Genetic alterations in superficial colorectal cancers with submucosal invasion: Yoshimitsu AKIYAMA1, Hiromi NAGASAKI1 , Takehiro ARAI2 , Osmar Kenji YAGI2 , Kiyoshi SAITOH3 & Yasuhito YUASA1 (1,2 Tokyo Med. & Dent. Univ. Sch. Med., 3 Int. Med. Center)

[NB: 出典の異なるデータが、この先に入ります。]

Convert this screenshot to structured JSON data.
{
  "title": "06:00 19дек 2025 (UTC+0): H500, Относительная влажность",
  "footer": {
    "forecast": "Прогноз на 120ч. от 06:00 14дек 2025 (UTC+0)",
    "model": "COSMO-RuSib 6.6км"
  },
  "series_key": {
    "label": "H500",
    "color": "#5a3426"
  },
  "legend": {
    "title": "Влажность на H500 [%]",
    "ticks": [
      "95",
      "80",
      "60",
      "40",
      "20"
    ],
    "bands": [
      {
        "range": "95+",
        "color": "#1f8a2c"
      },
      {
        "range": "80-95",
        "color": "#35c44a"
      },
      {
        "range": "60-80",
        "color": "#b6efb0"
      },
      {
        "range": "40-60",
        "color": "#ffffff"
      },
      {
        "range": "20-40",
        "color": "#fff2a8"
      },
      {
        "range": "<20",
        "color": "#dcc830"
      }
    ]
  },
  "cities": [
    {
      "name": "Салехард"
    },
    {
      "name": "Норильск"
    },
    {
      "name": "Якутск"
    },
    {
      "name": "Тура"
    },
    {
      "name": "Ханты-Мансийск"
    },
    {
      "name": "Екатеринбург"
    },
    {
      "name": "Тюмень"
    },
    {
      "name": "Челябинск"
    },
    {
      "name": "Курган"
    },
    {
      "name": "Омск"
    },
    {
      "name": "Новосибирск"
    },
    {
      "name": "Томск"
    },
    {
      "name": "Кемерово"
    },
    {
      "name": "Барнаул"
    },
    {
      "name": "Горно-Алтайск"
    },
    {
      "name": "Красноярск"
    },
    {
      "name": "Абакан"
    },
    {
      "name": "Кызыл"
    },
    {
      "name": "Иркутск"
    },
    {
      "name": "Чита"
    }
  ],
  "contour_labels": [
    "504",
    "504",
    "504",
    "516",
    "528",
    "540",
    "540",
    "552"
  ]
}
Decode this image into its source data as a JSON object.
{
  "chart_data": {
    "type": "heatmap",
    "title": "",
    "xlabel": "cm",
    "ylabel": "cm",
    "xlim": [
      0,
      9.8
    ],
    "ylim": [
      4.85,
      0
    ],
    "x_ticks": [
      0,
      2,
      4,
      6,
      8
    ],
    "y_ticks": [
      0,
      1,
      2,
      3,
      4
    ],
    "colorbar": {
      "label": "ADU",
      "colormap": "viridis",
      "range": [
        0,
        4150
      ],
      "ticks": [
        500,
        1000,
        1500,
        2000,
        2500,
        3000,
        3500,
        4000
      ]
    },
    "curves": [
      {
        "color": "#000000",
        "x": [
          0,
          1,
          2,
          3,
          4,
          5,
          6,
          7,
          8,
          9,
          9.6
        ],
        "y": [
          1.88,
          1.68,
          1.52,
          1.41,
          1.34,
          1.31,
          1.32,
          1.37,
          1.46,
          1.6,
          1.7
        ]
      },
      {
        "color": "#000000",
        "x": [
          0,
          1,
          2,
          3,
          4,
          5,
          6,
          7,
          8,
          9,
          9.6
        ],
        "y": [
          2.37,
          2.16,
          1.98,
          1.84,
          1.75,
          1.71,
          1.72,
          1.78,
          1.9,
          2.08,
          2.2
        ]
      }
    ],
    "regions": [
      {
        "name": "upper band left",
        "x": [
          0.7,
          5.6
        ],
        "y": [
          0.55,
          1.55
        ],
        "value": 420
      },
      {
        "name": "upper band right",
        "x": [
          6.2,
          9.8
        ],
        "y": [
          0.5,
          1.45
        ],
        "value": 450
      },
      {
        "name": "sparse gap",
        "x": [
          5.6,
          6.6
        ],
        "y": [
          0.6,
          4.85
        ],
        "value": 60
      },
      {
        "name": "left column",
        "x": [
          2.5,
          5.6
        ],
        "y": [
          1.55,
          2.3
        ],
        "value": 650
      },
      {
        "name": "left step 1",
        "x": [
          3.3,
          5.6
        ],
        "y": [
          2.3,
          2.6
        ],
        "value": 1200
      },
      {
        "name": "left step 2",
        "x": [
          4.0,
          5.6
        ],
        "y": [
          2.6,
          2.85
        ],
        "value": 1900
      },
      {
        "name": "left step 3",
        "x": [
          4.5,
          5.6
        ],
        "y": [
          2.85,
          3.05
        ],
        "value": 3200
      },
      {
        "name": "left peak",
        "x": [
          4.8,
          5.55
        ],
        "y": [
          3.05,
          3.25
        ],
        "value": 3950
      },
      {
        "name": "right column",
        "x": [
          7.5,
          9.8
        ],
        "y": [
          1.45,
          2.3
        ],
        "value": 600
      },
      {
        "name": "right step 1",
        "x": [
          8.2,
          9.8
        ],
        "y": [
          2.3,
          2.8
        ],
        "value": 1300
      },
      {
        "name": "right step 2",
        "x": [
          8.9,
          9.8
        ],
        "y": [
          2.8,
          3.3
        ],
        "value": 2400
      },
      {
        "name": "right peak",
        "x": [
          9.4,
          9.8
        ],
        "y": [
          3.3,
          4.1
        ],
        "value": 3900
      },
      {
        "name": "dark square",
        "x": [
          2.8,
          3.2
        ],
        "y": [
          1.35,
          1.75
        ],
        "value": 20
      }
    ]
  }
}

【目的】表面(II )型早期大腸癌はde novo発癌との関連が考えられているが、その遺伝子解析は殆ど行われていない。今回、我々はII 型大腸癌の発癌機構を解明するため、進行大腸癌で異常の頻度が高い癌抑制遺伝子APCとp53、および染色体欠失を検討した。【対象と方法】 II 型早期大腸癌のうち、腺腫成分を含まない sm 癌28例を対象とした。それらのDNAを用いて、APC遺伝子内のmutation cluster領域(MCR)およびp53遺伝子のエクソン5から8のPCR-SSCP解析を行った。更にp53は免疫組織染色を行い、蛋白発現も解析した。また、進行大腸癌で高頻度に染色体欠失が認められている1p34-36、8p21-22、14q32、18q21と22q12-13領域は、microsatellite markerを用いてヘテロ接合性の消失(LOH)を検討した。【結果】APC遺伝子の異常は28例中4例(14.3%)にのみ検出された。p53遺伝子、またはその蛋白発現の異常は11例(39.3%)に認められた。現在、これらの遺伝子変異について塩基配列決定を行っている。18q21領域内でのLOHの頻度(27例中14例、51.9%)は、他の調べた染色体領域のそれ(0〜18.8%)に比べ有意に高かった(P<0.04)。また18q21のLOHが認められた大腸癌のうち、p53遺伝子にも異常が検出された癌は9例であった。【考察】今回調べたII 型 sm 大腸癌ではAPCの関与は低いことが示唆された。 一方、これらの癌では18q21領域に存在する遺伝子とp53のどちらか、または両方が関連していることが推測された。